Common Mistakes to Avoid in Exercise 8.2
- Confusing line symmetry with rotational symmetry: A figure can have lines of symmetry without having rotational symmetry of a high order, and vice versa — always check both separately.
- Drawing diagonal lines of symmetry incorrectly for letters: Letters like X have diagonal symmetry lines that must pass exactly through the centre — a slightly off-centre line is not a valid axis of symmetry.
- Assuming all regular-looking shapes have point symmetry: Remember the rule — point symmetry only occurs when the number of lines of symmetry is even. A regular pentagon (5 lines) does not have point symmetry, even though it looks "regular."
- Forgetting that order of rotation can be 1: Every figure technically returns to its original position after a full 360° turn, so the minimum order of rotational symmetry is 1 — even for figures with no other symmetry.
- Mixing up "axis of symmetry" with "axis of rotation": The axis (line) of symmetry is used for folding/reflection, while rotational symmetry is about turning the figure around a central point — these are related but different ideas.
What Exercise 8.2 Prepares You For
Mastering line symmetry, rotational symmetry, and point symmetry in this exercise builds the visual and logical foundation for several upcoming topics. These ideas reappear when studying construction of quadrilaterals, where understanding the symmetry of squares, rectangles, and rhombuses helps you verify that a construction is correct.

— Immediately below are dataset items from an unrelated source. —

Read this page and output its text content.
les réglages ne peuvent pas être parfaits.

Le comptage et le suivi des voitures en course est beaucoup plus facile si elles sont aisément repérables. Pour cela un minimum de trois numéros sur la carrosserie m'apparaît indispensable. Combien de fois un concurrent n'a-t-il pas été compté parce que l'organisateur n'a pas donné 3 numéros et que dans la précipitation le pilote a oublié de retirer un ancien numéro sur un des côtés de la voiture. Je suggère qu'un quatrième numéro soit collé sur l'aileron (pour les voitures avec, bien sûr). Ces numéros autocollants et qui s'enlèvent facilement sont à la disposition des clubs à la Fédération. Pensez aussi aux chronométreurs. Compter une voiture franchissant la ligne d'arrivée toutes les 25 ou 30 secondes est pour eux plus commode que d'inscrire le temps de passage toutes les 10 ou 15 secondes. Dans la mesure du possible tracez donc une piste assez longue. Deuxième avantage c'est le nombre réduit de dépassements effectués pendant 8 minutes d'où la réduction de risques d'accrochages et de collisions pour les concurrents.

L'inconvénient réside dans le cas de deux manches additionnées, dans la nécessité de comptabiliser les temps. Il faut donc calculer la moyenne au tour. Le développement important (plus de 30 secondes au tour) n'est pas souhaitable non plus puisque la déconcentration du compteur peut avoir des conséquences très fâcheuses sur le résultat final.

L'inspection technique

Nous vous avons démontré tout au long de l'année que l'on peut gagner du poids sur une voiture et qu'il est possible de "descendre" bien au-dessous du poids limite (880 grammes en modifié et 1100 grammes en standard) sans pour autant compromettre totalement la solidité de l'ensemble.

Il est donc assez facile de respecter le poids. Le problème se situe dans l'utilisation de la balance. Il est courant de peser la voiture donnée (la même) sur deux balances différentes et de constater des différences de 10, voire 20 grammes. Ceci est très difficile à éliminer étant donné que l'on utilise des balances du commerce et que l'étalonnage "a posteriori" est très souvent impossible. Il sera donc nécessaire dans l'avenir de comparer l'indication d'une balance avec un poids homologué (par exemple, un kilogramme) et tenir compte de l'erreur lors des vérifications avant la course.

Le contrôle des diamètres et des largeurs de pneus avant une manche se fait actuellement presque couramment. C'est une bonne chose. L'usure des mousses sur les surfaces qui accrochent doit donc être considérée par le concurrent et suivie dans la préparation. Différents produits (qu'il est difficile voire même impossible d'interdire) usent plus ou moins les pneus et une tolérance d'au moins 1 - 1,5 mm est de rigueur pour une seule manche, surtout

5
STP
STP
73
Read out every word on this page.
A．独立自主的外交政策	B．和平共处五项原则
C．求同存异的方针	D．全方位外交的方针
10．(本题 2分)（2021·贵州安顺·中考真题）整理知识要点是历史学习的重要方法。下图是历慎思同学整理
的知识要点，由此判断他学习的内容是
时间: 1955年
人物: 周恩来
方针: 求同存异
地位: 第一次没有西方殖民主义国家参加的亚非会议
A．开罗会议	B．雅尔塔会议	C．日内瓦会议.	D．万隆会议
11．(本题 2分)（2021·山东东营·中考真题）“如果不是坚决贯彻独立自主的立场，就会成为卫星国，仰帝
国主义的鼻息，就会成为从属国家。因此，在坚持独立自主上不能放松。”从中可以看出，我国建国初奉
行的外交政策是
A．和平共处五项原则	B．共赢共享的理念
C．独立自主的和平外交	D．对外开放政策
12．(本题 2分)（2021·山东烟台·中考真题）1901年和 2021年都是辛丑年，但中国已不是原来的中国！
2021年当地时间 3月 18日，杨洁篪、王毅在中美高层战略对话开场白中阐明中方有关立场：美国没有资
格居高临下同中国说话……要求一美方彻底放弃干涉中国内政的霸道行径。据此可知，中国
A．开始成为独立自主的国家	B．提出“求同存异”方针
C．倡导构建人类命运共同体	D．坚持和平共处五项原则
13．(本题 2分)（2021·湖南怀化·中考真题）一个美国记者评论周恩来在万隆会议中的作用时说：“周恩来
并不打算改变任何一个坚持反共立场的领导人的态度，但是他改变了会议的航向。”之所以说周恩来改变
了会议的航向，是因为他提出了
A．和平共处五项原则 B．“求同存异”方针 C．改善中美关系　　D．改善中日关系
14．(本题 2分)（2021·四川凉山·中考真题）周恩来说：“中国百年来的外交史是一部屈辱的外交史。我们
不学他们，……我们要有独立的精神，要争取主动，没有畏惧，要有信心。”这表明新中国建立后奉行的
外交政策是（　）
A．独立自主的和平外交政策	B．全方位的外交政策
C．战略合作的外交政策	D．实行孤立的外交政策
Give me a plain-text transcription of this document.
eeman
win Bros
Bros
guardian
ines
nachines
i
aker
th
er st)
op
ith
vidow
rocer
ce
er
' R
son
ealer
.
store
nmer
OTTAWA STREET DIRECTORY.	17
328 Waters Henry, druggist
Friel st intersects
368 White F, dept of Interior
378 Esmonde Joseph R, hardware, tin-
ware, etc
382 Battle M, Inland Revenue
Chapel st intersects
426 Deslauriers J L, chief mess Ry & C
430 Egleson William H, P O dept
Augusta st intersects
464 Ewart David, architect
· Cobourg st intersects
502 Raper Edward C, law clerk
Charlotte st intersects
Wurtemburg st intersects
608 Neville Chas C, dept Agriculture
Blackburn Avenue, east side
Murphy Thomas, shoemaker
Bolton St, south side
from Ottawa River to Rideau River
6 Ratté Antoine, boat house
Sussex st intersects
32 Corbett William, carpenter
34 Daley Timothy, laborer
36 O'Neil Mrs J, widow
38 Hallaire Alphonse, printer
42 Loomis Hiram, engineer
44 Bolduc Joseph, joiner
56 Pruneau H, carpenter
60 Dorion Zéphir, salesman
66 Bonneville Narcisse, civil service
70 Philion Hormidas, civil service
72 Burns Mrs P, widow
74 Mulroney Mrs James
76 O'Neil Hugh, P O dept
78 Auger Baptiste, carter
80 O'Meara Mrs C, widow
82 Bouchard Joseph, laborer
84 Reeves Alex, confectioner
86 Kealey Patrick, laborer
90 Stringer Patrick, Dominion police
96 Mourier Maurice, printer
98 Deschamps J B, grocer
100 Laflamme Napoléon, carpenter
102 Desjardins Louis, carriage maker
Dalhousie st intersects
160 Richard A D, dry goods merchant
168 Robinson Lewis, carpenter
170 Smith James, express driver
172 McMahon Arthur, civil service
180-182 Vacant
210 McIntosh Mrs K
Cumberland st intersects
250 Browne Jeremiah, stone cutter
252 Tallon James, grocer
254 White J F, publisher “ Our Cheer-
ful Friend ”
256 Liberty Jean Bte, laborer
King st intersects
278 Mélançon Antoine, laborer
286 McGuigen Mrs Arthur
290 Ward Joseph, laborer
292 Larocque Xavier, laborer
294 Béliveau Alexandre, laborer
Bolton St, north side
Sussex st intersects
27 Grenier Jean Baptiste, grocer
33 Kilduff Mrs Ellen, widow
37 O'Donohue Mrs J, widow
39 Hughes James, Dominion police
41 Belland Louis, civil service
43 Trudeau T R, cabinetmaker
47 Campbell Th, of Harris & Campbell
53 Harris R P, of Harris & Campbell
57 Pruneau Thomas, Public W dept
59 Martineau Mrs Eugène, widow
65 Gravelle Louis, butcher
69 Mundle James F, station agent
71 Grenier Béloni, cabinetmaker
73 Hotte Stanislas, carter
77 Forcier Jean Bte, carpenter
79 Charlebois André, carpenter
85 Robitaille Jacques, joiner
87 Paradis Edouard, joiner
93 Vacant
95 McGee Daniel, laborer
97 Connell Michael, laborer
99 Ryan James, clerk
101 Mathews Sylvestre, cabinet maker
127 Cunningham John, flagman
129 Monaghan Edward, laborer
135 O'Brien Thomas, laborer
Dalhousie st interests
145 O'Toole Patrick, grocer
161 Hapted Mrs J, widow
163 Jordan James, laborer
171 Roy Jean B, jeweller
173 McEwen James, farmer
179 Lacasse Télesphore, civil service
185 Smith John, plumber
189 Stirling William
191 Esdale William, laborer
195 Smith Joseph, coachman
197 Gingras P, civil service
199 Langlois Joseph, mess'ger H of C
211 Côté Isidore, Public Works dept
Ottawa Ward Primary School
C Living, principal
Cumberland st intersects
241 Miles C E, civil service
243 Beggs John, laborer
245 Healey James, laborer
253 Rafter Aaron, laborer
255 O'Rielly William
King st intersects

Symmetry concepts also connect to coordinate geometry in later classes, where reflections and rotations of points and shapes on a graph are described using exactly the same vocabulary — line of symmetry, order of rotation, and point symmetry — but applied to coordinates instead of physical cut-outs. Students preparing for CBSE, Telangana, or Andhra Pradesh board exams should revise this exercise thoroughly, since questions on identifying lines of symmetry and classifying letters/shapes by symmetry type are common in both objective and short-answer formats.